[Marxism] Capitalism without capital – or capital without capitalism?

Louis Proyect lnp3 at panix.com
Wed Dec 13 06:34:48 MST 2017

There is a new book out called Capitalism without capital – the rise of
the intangible economy.  The authors, by Jonathan Haskel of Imperial
College and Stian Westlake of Nesta, are out to emphasise a big change in
the nature of modern capital accumulation – namely that increasingly
investment by large and small companies is not in what are called tangible
assets, machines, factories, offices etc but in ‘intangibles’, research
and development, software, databases, branding and design.  This is where
investment is rising fast relative to investment in material items.
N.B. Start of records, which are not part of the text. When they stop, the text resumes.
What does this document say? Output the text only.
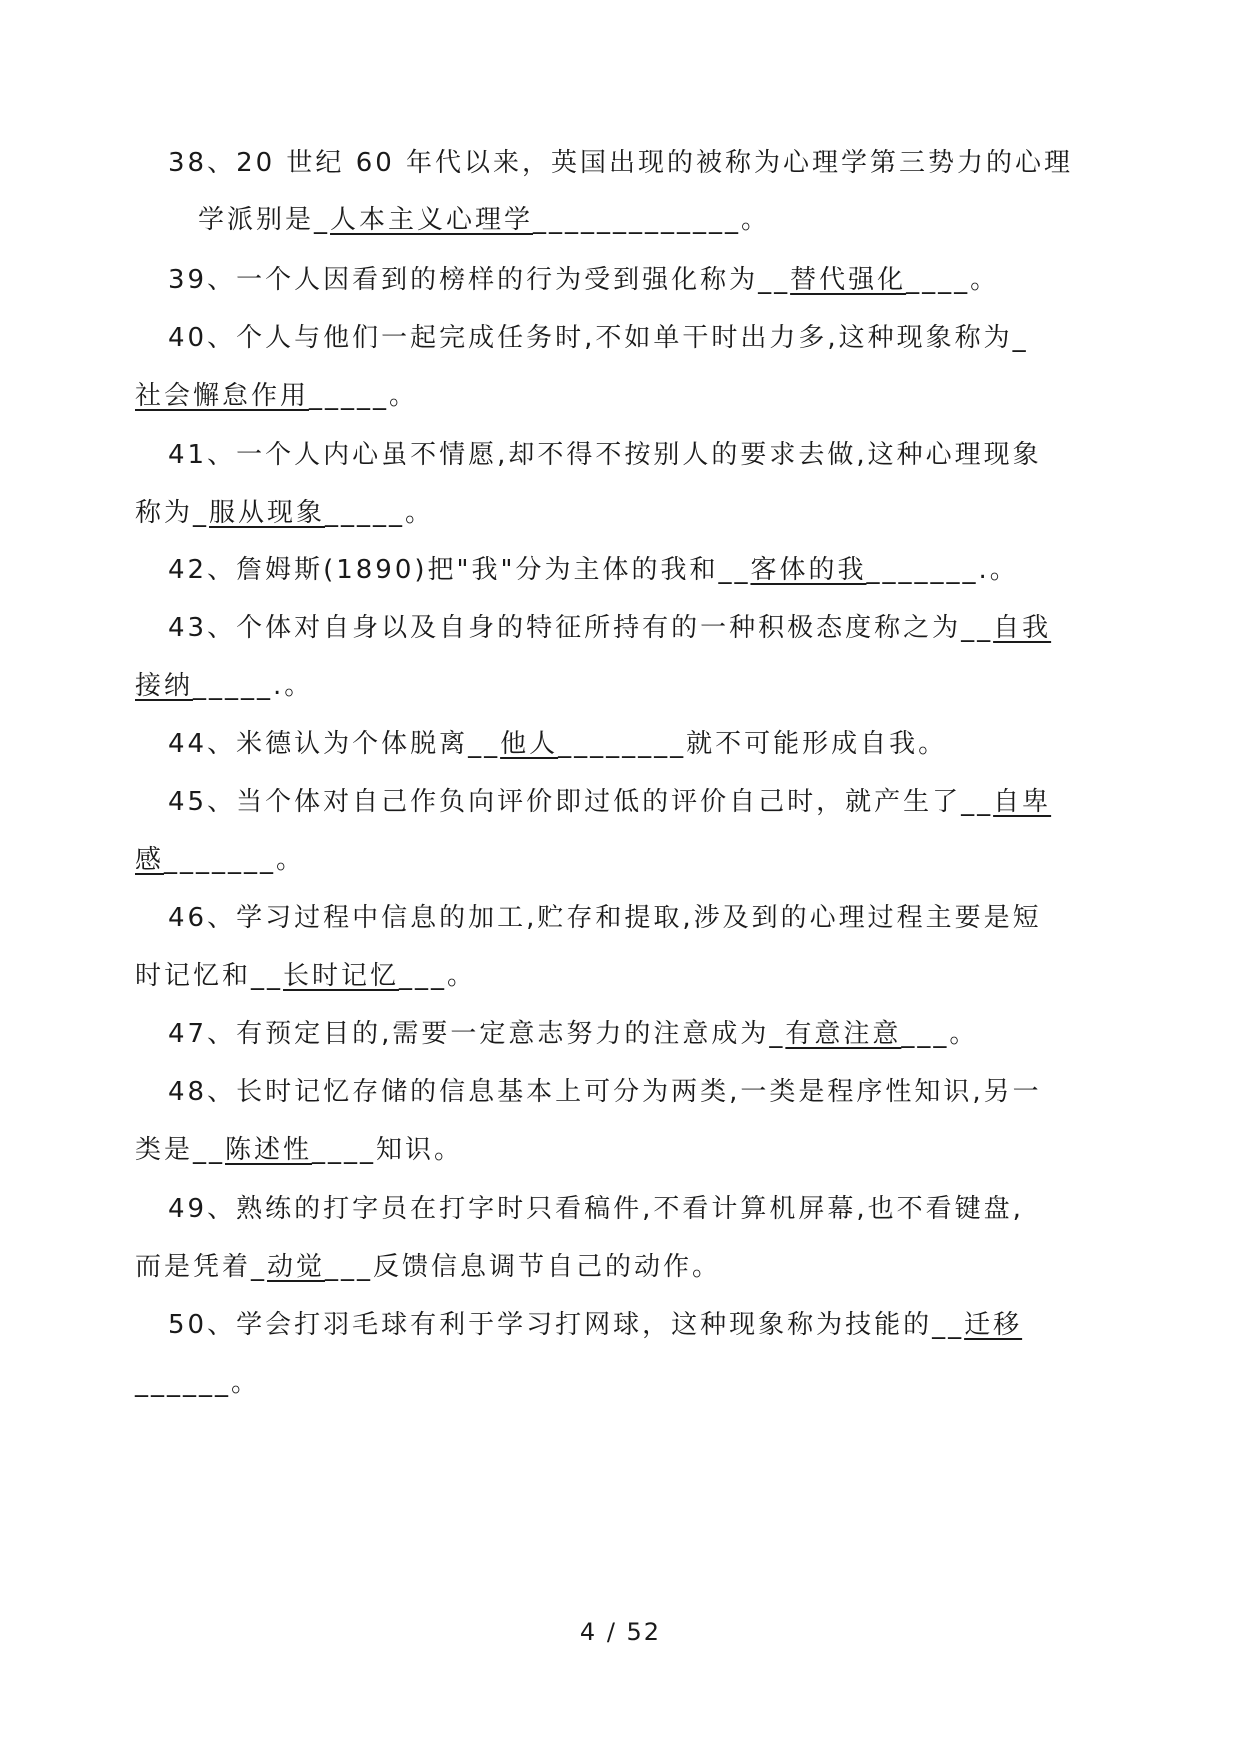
38、20 世纪 60 年代以来，英国出现的被称为心理学第三势力的心理
学派别是_人本主义心理学_____________。
39、一个人因看到的榜样的行为受到强化称为__替代强化____。
40、个人与他们一起完成任务时,不如单干时出力多,这种现象称为_
社会懈怠作用_____。
41、一个人内心虽不情愿,却不得不按别人的要求去做,这种心理现象
称为_服从现象_____。
42、詹姆斯(1890)把"我"分为主体的我和__客体的我_______.。
43、个体对自身以及自身的特征所持有的一种积极态度称之为__自我
接纳_____.。
44、米德认为个体脱离__他人________就不可能形成自我。
45、当个体对自己作负向评价即过低的评价自己时，就产生了__自卑
感_______。
46、学习过程中信息的加工,贮存和提取,涉及到的心理过程主要是短
时记忆和__长时记忆___。
47、有预定目的,需要一定意志努力的注意成为_有意注意___。
48、长时记忆存储的信息基本上可分为两类,一类是程序性知识,另一
类是__陈述性____知识。
49、熟练的打字员在打字时只看稿件,不看计算机屏幕,也不看键盘,
而是凭着_动觉___反馈信息调节自己的动作。
50、学会打羽毛球有利于学习打网球，这种现象称为技能的__迁移
______。
4 / 52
The authors call this capitalism without capital.  But of course, this is
using ‘capital’ in its physicalist sense, not as a mode of production and
social relation, as Marxist theory uses the word.  For Marxist theory what
matters is the exploitive relation between the owners of the means of
production (tangible and intangible) and the producers of value, whether
they are manual or ‘mental’ workers.

As G Carchedi has explained, there is no fundamental distinction between
manual and mental labour in explaining exploitation under capitalism. 
Capitalism cannot be without capital in that sense.
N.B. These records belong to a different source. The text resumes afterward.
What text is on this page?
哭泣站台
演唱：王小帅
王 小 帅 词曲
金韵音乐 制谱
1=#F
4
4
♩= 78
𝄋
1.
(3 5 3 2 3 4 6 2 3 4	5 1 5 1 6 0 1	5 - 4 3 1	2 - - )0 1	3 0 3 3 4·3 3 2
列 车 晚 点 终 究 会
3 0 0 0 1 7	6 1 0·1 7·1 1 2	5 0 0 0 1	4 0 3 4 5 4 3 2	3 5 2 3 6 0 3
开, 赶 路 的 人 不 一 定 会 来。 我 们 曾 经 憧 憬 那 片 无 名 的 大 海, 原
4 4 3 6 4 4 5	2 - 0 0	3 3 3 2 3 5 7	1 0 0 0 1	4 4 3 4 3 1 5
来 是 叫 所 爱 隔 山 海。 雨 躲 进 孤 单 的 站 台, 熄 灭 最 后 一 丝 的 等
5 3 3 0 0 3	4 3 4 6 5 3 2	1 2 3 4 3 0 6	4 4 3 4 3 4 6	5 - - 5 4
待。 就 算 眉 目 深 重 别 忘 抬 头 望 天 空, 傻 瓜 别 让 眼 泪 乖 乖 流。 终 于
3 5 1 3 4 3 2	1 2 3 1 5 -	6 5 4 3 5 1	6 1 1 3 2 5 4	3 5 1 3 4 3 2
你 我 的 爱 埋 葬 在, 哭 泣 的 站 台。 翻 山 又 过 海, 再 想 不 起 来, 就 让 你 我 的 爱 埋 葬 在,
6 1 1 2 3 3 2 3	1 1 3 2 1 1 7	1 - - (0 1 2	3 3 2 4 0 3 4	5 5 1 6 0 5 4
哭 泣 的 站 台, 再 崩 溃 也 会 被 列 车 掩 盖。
Knowledge is produced by mental labour but this is not ultimately
different from manual labour. Both entail expenditure of human energy. The
human brain, we are told, consumes 20% of all the energy we derive from
nourishment and the development of knowledge in the brain produces
material changes in the nervous system and synaptic changes which can be
measured. Once the material nature of knowledge is established, the
material nature of mental work follows. Productive labour (whether manual
or mental) transforms existing use-values into new use-values (realised in
exchange value). Mental labour is labour transforming mental use values
into new mental use values.  Manual labour consists of objective
transformations of the world outside us; mental labour of transformations
of our perception and knowledge of that world. But both are material.